A rules change that won’t help
Earlier this year, Fannie Mae modified what is known as the 1 percent rule. When determining the average monthly student-loan payments of their borrowers, lenders have traditionally used a figure equal to 1 percent of these borrowers' outstanding student-loan debt. The problem with this method was that this 1 percent figure could be more than the actual amount that borrowers were paying on their student loans each month.
Fannie Mae's new guidelines, though, allow lenders to use the monthly student-loan payments that are actually reported to the three national credit bureaus of Experian, Equifax and TransUnion. If the actual payment is lower than the 1 percent figure, this could lower a borrower's debt-to-income ratio, making it easier for this borrower to qualify for a mortgage.
Lenders originating FHA loans, though, still must follow the old 1 percent rule.
How the 1 percent rule hurts
Consider this example: Say borrowers have a student-loan balance of $50,000 but are on an income-based repayment plan that lowers their monthly payments to $250. If these borrowers are applying for a conventional mortgage, one not insured by the FHA, their lenders could count their monthly student-loan payment as $250. With an FHA loan, though, lenders must still use 1 percent of the student-loan balance as these borrowers’ monthly payment. In this example, that monthly payment would come out to $500, not $250.
If that extra amount pushes your debt-to-income level higher than 43 percent, you might not qualify for a loan or you might have to apply for a smaller mortgage.

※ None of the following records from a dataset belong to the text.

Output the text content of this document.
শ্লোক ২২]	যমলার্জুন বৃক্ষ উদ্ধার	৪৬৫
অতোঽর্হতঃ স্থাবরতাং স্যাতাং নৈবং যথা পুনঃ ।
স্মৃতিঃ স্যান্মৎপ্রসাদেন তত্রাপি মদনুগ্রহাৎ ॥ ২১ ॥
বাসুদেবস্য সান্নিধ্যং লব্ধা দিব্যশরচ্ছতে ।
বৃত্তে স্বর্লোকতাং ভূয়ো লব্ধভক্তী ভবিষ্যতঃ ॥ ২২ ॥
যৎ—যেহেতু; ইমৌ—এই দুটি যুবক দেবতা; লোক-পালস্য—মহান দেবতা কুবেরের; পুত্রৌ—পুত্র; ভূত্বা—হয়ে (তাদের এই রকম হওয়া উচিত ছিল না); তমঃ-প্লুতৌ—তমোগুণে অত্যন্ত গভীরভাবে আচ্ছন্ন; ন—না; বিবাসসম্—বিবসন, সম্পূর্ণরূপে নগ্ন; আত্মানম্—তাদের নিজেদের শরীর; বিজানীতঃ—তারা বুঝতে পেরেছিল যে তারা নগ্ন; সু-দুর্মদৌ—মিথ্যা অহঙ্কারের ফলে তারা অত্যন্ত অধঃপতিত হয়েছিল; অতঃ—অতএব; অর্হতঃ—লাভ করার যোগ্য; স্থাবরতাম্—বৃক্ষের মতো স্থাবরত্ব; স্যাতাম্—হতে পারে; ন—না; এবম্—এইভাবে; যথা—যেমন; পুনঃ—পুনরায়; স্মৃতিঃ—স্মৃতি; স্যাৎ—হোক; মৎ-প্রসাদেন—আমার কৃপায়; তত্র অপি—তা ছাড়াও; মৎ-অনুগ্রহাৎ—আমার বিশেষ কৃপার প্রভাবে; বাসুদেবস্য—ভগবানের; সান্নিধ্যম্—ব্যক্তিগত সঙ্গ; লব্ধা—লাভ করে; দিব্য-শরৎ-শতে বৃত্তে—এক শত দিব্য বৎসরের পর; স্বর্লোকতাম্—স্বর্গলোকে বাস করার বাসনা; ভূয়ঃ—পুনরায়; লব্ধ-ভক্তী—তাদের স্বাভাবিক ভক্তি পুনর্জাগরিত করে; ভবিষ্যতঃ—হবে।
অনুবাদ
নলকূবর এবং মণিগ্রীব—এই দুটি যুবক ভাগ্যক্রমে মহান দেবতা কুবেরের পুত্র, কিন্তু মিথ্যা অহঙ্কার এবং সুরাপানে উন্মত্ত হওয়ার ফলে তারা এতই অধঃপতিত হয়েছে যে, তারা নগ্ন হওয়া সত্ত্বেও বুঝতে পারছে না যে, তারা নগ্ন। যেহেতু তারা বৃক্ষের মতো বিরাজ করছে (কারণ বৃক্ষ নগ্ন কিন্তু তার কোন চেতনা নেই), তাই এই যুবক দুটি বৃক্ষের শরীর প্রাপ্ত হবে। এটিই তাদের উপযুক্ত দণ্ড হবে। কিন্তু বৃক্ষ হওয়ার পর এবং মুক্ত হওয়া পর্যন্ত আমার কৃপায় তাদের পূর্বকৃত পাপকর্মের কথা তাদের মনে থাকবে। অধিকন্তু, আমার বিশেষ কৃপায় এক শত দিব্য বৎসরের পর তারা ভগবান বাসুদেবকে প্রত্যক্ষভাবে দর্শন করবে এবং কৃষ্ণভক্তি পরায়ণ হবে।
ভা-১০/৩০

This FHA quirk also means that deferments won't help borrowers. Derisley gives this example: Say you get out of grad school with a solid job and are hoping to finance a $250,000 home. Your loans have been deferred for three years, so you're not making any payments now, but you owe $100,000 total in student-loan debt.
Instead of counting your student-loan payment as zero dollars a month, your lender will have to count it as $1,000, 1 percent of your total debt amount.
"This can push the debt-to-income ratio to a level where purchasing a home with an FHA loan is out of reach until that balance is reduced," Derisley said.
What can you do?
If your student-loan debt is too high, you do have a few options to help qualify for an FHA loan.
First, you can wait until you reduce your student-loan balance, perhaps paying extra each month to reduce that total. If you reduce the balance, that 1 percent payment each month will be smaller, and might not topple your debt-to-income ratio
You can also work on reducing your other debts. If you can pay off those credit-card bills, for example, your monthly minimum credit-card payments will be lower. If you can pay off an auto loan, those monthly payments will no longer impact your debt-to-income ratio.
Finally, you can apply for either a smaller FHA loan or a conventional mortgage loan not insured by the federal government
Vishal Garg, founder and chief executive officer of Better Mortgage in New York City, recommends that borrowers struggling to qualify for an FHA loan consider going with a conventional mortgage. Several Fannie Mae rules have made it easier for borrowers with high student-loan debt to qualify for a conventional mortgage, Garg said.
"While FHA has been a popular option for those with higher debt ratios and seeking a lower down payment, Fannie Mae has made some great progress in the affordable-lending space, especially for those with student debt," Garg said.
This includes Fannie's HomeReady program, which allows for a debt-to-income ratio of 50 percent and 3 percent down payments. Garg said that Fannie created this program as an alternative to FHA loans.
To recap, keep in mind that: 1. Your loan amount will depend on your income & the outstanding debt. 2. Reducing your debt will improve your debt-to-income ratio. 3. A downpayment for a loan is critical when applying for an FHA loan.